Because of its sheer size, any substantial movement in the Chinese economy has far reaching implications for all of us.

According to the International Monetary Fund (IMF), China recently surpassed the U.S. as the largest economy in the world, with $17.6 trillion in annual gross domestic product (there is some controversy associated with those numbers, but China is very big by any standard).

The Chinese population is estimated to be nearly 1.4 billion people (compared to just over 321 million in the U.S.). When such a large player in the global economy falters, ripple effects are inevitable and pervasive.

China’s world influence has grown substantially over the past few decades, as the country maintained double-digit economic growth due to increasing capital investments, worker productivity, and opening trade opportunities in the global marketplace. Although statistics are sparse and have been called into question by some observers, the reported real gross domestic product (RGP) growth rate peaked in 2007 at 14.2 percent before decelerating to around ten percent. In 2012, growth further decreased to the seven to eight percent range, with subsequent signs of further slowing. This pace is not too shabby by world standards and well above the U.S., but a cause for concern nonetheless.

As China’s economic growth slowed last year, Chinese policymakers allowed brokers to lend billions of dollars to small investors, contributing to a bull market which pushed the Shanghai Composite Index up rapidly. Fearing investors were taking on too much risk, authorities took action to cool the market: the People’s Bank of China pulled in approximately 300 billion yuan in short-term funds from the economy, and almost immediately the Shanghai Index began to plummet. This pattern has been dramatic. From 3234 on December 31, 2014, the Shanghai rose to 5166 on June 12, 2015, then fell sharply to 3686 on July 3 and was back up slightly to 4026 on July 22. Government intervention in the market likely kept things from getting even worse.

Chinese policymakers are attempting to slow the market enough to correct the bubble, without triggering a prolonged downturn. The bull market this year has been one of the few strengths of China’s decelerating economy, as economic expansion slowed and housing prices became stagnant after years of gains. Industrial production and real estate investment have also moderated in recent years. Infrastructure spending, a significant driver of Chinese growth, has also waned as local governments struggle with debt and other challenges.
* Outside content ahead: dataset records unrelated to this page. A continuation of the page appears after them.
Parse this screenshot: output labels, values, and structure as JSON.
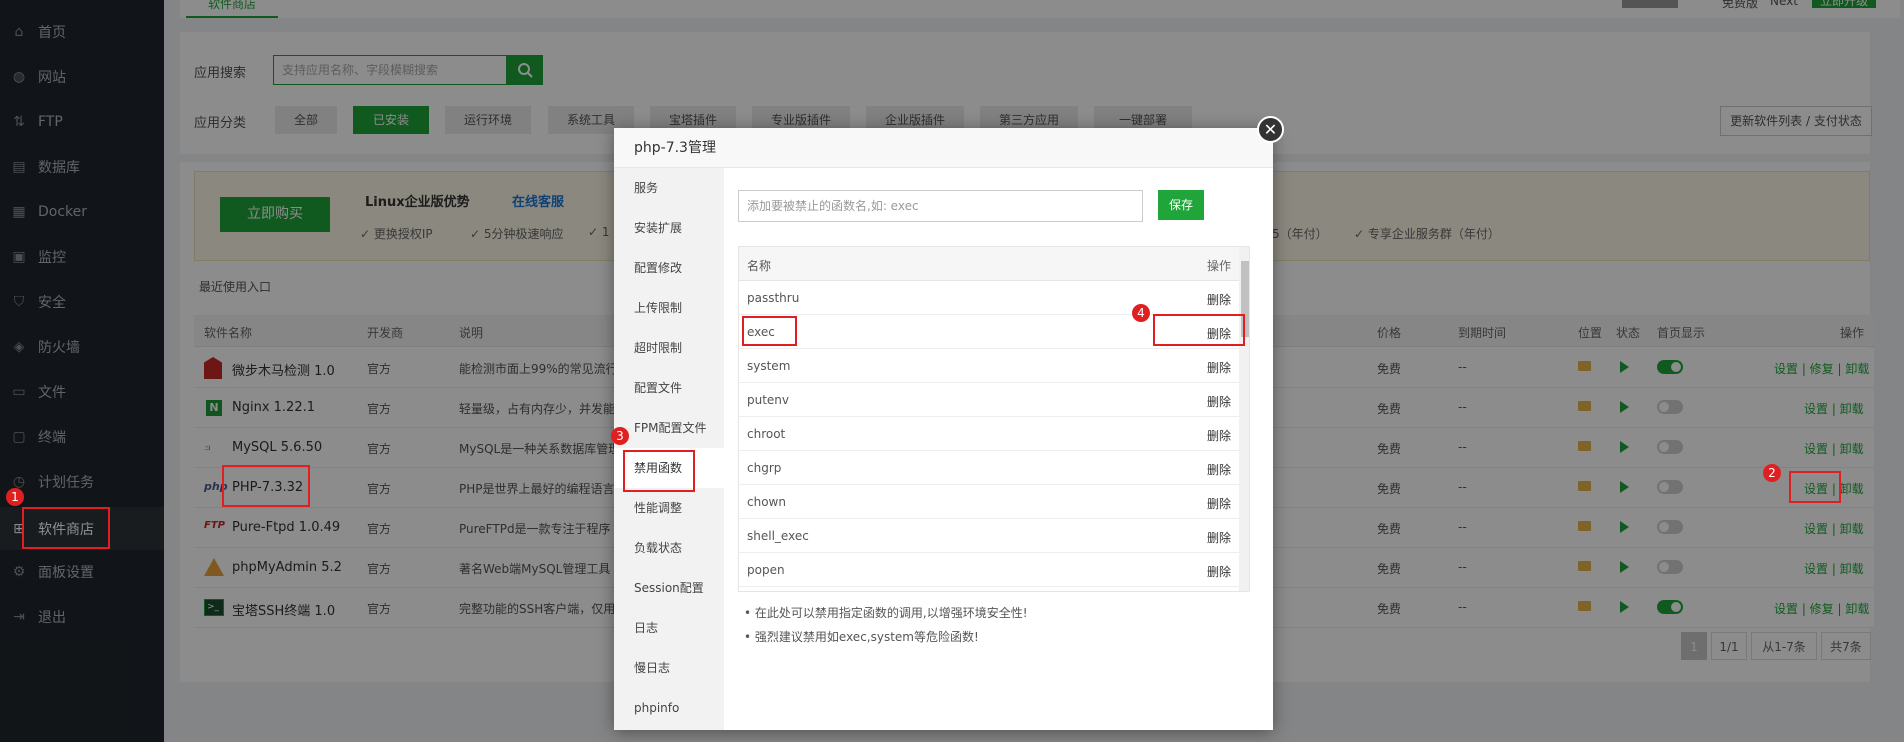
{
  "sidebar": {
    "items": [
      {
        "label": "首页",
        "icon": "home-icon"
      },
      {
        "label": "网站",
        "icon": "globe-icon"
      },
      {
        "label": "FTP",
        "icon": "ftp-icon"
      },
      {
        "label": "数据库",
        "icon": "database-icon"
      },
      {
        "label": "Docker",
        "icon": "docker-icon"
      },
      {
        "label": "监控",
        "icon": "monitor-icon"
      },
      {
        "label": "安全",
        "icon": "shield-icon"
      },
      {
        "label": "防火墙",
        "icon": "firewall-icon"
      },
      {
        "label": "文件",
        "icon": "folder-icon"
      },
      {
        "label": "终端",
        "icon": "terminal-icon"
      },
      {
        "label": "计划任务",
        "icon": "clock-icon"
      },
      {
        "label": "软件商店",
        "icon": "grid-icon"
      },
      {
        "label": "面板设置",
        "icon": "gear-icon"
      },
      {
        "label": "退出",
        "icon": "logout-icon"
      }
    ]
  },
  "header": {
    "tab": "软件商店",
    "right_label_1": "免费版",
    "right_label_2": "Next",
    "upgrade_button": "立即升级"
  },
  "search": {
    "label": "应用搜索",
    "placeholder": "支持应用名称、字段模糊搜索"
  },
  "categories": {
    "label": "应用分类",
    "items": [
      "全部",
      "已安装",
      "运行环境",
      "系统工具",
      "宝塔插件",
      "专业版插件",
      "企业版插件",
      "第三方应用",
      "一键部署"
    ],
    "update_button": "更新软件列表 / 支付状态"
  },
  "promo": {
    "buy_button": "立即购买",
    "title": "Linux企业版优势",
    "service": "在线客服",
    "features": [
      "✓ 更换授权IP",
      "✓ 5分钟极速响应",
      "✓ 1"
    ],
    "right_features": [
      "5（年付）",
      "✓ 专享企业服务群（年付）"
    ]
  },
  "recent": {
    "label": "最近使用入口"
  },
  "table": {
    "headers": [
      "软件名称",
      "开发商",
      "说明",
      "价格",
      "到期时间",
      "位置",
      "状态",
      "首页显示",
      "操作"
    ],
    "rows": [
      {
        "name": "微步木马检测 1.0",
        "dev": "官方",
        "desc": "能检测市面上99%的常见流行",
        "price": "免费",
        "expire": "--",
        "home": true,
        "actions": "设置 | 修复 | 卸载"
      },
      {
        "name": "Nginx 1.22.1",
        "dev": "官方",
        "desc": "轻量级，占有内存少，并发能",
        "price": "免费",
        "expire": "--",
        "home": false,
        "actions": "设置 | 卸载"
      },
      {
        "name": "MySQL 5.6.50",
        "dev": "官方",
        "desc": "MySQL是一种关系数据库管理",
        "price": "免费",
        "expire": "--",
        "home": false,
        "actions": "设置 | 卸载"
      },
      {
        "name": "PHP-7.3.32",
        "dev": "官方",
        "desc": "PHP是世界上最好的编程语言",
        "price": "免费",
        "expire": "--",
        "home": false,
        "actions": "设置 | 卸载"
      },
      {
        "name": "Pure-Ftpd 1.0.49",
        "dev": "官方",
        "desc": "PureFTPd是一款专注于程序",
        "price": "免费",
        "expire": "--",
        "home": false,
        "actions": "设置 | 卸载"
      },
      {
        "name": "phpMyAdmin 5.2",
        "dev": "官方",
        "desc": "著名Web端MySQL管理工具",
        "price": "免费",
        "expire": "--",
        "home": false,
        "actions": "设置 | 卸载"
      },
      {
        "name": "宝塔SSH终端 1.0",
        "dev": "官方",
        "desc": "完整功能的SSH客户端，仅用",
        "price": "免费",
        "expire": "--",
        "home": true,
        "actions": "设置 | 修复 | 卸载"
      }
    ]
  },
  "pagination": {
    "current": "1",
    "total_pages": "1/1",
    "range": "从1-7条",
    "count": "共7条"
  },
  "modal": {
    "title": "php-7.3管理",
    "menu": [
      "服务",
      "安装扩展",
      "配置修改",
      "上传限制",
      "超时限制",
      "配置文件",
      "FPM配置文件",
      "禁用函数",
      "性能调整",
      "负载状态",
      "Session配置",
      "日志",
      "慢日志",
      "phpinfo"
    ],
    "input_placeholder": "添加要被禁止的函数名,如: exec",
    "save_button": "保存",
    "col_name": "名称",
    "col_action": "操作",
    "functions": [
      "passthru",
      "exec",
      "system",
      "putenv",
      "chroot",
      "chgrp",
      "chown",
      "shell_exec",
      "popen"
    ],
    "delete_label": "删除",
    "tips": [
      "在此处可以禁用指定函数的调用,以增强环境安全性!",
      "强烈建议禁用如exec,system等危险函数!"
    ]
  },
  "annotations": [
    "1",
    "2",
    "3",
    "4"
  ]
}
The Conference Board, a non-profit economic and business research association, speculates that this deceleration in the Chinese economy will continue over the next decade, but that business activity can still tap into unrealized potential. The organization recently published a report, The Long Soft Fall in Chinese Growth, in which it presents evidence that this economic slowdown will bring opportunities for mergers and acquisitions for foreign companies, less intense competiveness among Chinese firms due to their reduced access to capital, and greater receptiveness on the part of the Chinese government to external ventures and investment.

Chinese leaders continue to express confidence that the Chinese economy will maintain expansion at seven percent to eight percent annually, and several economic research organizations (such as World Bank and the Organization of Economic Co-operation and Development (OECD)), support those expectations. Additionally, the OECD suggests that as real estate and business investment decline, infrastructure investment will once again increase, thereby offsetting some of the projected decline. It is also expected that urbanization will continue to thrive and be a source of potential growth. The OECD also reports an expansion in Chinese service industries and believes that this phenomenon will create jobs and help keep unemployment down.

As a major trading partner for both the US and Texas, the status of the Chinese economy clearly affects domestic business activity. The U.S. imported products from China with a value of almost $466.7 billion last year according to the International Trade Administration of the US Department of Commerce. The largest category by far was computer and electronic products, with $168.0 billion, followed by electrical equipment, appliances, and components with $38.9 billion. Exports to China in 2014 totaled $124.0 billion, led by transportation equipment, agricultural products, and computer and electronic products.

China is also an important market for Texas exports. According to the U.S. Census Bureau, China is the fourth largest market for Texas products at about $11.0 billion in 2014. Top product categories are chemicals ($3.1 billion), non-electrical machinery ($1.5 billion), and agricultural products ($1.4 billion), and computer and electronic products ($1.3 billion). Texas’ exports to China remained in the $10-11 billion range from 2010 to 2014, but stabilization and improvement in the Chinese economy and the likelihood of more liberal trade policies should stimulate greater opportunities over time.

Another way Chinese economic performance affects Texas business is through oil prices. Over the last few years, the deceleration of China’s growth and resulting lower demand for oil was a notable contributor (among many) to the global decline in petroleum costs. China is one of the largest importers of oil in the world, surpassing even the US. As China’s economy stabilizes and demand for oil begins to recover, there will be some upward pressure on crude oil prices.

While the Chinese economy is growing at a slower pace than in years past, current data suggests that it is stabilizing with growth in the seven percent range. While the stock market has recently dropped sharply, it remains up for the year (as I write this, anyway), and volatility is usually much higher than it is in the U.S. There are also some issues in the Chinese banking system which must be addressed at some point. All in all, I would be surprised by a return to the dramatic pace of a few years back, but would be even more surprised by a major collapse.